'Yolgeçen Hanı' diye bir deyim vardır ya hani, herkes bilir. Daha çok selam vermeden gelip geçenler için söylenir, ikaz mahiyetinde.
Evet, han dediğin eskinin oteli, gelen kalır, işi biten alır dengini çeker gider. Yani yolgeçen hanı…
Dünya da öyle, yolgeçen hanı insan için. Yalnız insan için mi? Bu dünyadaki her türlü canlı için de öyle. Gelişimiz pek selâmsız olmasa da bu hana, gidişimiz selâmsızdır. Bir "eyvallah" diyecek zaman bulamayız hiç kimseye.
Lafı uzatmanın âlemi yok. Âşık Veysel'in dediği gibi iki kapısı olan bu handan çırılçıplak içeri giren, bir gün mutlaka diğer kapıdan yine çıplak olmasa da dört, beş metre bir bezle çıkıp gidecek.

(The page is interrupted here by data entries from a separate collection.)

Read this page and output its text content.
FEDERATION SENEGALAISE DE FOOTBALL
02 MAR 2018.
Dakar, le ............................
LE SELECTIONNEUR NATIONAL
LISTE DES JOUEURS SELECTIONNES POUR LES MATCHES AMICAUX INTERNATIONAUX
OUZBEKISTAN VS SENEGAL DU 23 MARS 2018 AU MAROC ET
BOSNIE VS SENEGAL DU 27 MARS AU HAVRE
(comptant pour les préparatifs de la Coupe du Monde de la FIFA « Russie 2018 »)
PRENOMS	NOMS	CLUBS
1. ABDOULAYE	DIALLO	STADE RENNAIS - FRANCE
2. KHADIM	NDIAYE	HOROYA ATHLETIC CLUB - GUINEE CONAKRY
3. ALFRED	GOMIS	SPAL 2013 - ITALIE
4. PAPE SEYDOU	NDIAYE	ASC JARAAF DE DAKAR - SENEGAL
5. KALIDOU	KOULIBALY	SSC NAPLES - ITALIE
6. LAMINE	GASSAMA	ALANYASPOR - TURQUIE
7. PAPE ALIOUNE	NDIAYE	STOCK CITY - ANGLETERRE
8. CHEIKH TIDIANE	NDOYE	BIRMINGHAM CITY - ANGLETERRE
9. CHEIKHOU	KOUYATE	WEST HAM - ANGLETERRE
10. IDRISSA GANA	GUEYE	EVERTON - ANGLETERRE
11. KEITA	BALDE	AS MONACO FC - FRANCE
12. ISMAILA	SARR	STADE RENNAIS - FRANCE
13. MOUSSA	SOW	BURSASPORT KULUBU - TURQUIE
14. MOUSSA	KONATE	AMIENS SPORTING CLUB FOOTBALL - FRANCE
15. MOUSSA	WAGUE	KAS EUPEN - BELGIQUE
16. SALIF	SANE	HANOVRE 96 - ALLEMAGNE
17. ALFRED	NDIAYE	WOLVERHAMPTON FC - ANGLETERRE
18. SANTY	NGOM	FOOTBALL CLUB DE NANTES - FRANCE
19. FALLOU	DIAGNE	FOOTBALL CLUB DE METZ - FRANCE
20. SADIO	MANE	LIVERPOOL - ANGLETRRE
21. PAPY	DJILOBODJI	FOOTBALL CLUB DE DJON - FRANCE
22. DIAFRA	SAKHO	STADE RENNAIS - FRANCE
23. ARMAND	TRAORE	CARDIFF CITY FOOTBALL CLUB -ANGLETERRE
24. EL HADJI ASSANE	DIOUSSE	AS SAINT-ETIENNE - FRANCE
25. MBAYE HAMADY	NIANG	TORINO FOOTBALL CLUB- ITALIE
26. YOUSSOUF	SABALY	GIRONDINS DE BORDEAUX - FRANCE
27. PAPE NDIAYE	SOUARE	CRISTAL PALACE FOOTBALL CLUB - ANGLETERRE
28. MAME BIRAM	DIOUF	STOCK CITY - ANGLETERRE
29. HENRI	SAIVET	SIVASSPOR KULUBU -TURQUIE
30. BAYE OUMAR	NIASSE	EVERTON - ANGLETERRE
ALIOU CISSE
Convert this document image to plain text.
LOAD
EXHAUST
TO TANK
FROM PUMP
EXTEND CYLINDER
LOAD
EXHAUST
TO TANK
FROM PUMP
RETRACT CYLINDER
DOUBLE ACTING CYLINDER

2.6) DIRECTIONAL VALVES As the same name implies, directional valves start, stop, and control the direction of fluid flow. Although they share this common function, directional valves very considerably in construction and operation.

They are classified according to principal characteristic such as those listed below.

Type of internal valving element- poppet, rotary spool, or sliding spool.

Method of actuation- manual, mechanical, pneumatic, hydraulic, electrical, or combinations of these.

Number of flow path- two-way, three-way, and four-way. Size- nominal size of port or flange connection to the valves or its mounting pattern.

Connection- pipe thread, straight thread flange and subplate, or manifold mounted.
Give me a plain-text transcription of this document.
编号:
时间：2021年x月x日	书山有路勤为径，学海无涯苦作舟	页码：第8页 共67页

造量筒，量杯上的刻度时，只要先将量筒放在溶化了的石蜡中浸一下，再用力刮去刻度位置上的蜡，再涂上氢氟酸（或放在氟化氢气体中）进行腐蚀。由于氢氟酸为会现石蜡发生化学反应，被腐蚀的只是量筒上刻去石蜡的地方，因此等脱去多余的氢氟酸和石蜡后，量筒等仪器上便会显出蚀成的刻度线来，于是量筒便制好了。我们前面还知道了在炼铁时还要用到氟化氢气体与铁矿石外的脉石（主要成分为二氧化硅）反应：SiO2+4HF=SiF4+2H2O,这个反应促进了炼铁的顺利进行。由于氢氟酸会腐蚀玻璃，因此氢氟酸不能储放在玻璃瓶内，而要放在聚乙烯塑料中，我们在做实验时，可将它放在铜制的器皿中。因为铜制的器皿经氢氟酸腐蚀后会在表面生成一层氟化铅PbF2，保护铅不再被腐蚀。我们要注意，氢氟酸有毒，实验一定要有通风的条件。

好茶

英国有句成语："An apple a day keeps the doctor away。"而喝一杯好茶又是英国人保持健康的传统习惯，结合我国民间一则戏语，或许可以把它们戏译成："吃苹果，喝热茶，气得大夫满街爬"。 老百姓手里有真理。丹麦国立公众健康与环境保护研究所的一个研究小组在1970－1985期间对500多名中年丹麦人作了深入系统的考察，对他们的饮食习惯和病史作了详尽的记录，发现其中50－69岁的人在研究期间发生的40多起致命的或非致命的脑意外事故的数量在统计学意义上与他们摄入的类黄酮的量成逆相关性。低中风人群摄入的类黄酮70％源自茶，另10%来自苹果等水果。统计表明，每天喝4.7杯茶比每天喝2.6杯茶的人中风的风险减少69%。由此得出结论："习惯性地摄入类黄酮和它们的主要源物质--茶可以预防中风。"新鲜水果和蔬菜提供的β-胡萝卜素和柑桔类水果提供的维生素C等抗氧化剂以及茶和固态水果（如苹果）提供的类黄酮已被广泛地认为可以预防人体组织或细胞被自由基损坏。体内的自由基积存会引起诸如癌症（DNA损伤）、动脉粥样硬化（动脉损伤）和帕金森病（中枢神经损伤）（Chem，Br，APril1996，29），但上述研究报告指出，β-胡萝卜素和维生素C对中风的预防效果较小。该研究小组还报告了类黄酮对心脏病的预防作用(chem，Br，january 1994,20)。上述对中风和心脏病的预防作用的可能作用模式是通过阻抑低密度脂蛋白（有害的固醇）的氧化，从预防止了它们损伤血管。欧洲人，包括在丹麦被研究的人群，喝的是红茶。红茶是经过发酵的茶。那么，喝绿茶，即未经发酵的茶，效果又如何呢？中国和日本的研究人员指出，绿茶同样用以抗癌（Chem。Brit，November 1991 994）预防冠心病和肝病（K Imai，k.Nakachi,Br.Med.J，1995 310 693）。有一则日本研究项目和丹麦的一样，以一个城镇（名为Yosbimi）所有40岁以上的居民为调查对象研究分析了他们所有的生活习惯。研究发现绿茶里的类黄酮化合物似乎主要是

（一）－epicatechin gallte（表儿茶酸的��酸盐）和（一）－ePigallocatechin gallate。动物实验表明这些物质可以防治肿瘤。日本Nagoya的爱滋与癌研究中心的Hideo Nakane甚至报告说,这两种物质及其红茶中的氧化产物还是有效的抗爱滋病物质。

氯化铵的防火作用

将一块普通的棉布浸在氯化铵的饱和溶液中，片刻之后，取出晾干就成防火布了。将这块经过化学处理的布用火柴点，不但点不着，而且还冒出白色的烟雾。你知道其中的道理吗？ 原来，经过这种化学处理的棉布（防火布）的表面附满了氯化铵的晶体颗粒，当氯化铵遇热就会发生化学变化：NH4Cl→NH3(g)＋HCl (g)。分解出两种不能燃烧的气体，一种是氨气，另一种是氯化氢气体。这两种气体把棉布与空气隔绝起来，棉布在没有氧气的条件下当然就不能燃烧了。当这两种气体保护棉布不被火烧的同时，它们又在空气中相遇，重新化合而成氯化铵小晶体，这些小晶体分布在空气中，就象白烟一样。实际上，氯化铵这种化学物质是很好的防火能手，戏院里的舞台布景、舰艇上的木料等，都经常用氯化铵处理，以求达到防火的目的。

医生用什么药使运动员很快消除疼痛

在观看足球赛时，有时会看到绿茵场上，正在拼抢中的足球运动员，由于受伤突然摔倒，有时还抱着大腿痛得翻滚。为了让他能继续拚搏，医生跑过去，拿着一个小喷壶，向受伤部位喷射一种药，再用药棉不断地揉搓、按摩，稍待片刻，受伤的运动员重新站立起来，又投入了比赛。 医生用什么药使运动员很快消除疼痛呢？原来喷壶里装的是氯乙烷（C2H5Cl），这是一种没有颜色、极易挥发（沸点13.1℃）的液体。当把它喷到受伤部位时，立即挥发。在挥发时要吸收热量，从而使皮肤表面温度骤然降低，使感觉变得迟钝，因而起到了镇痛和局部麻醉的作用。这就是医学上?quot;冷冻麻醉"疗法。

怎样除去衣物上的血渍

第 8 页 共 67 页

Ona göre yani, çok fazla bağlanmaya, ahlanıp, oflanmaya gerek yok. Kısaca demem o ki herkesin bildiği şeyi bir kere de ben demiş olayım.
Bu handa insan (öyle sanıyor olsa da) hiçbir şeye sahip değil. Bilir bunu evet, ama ne yazık ki bilmezden gelir. Eh ne yapalım, kendi bilir.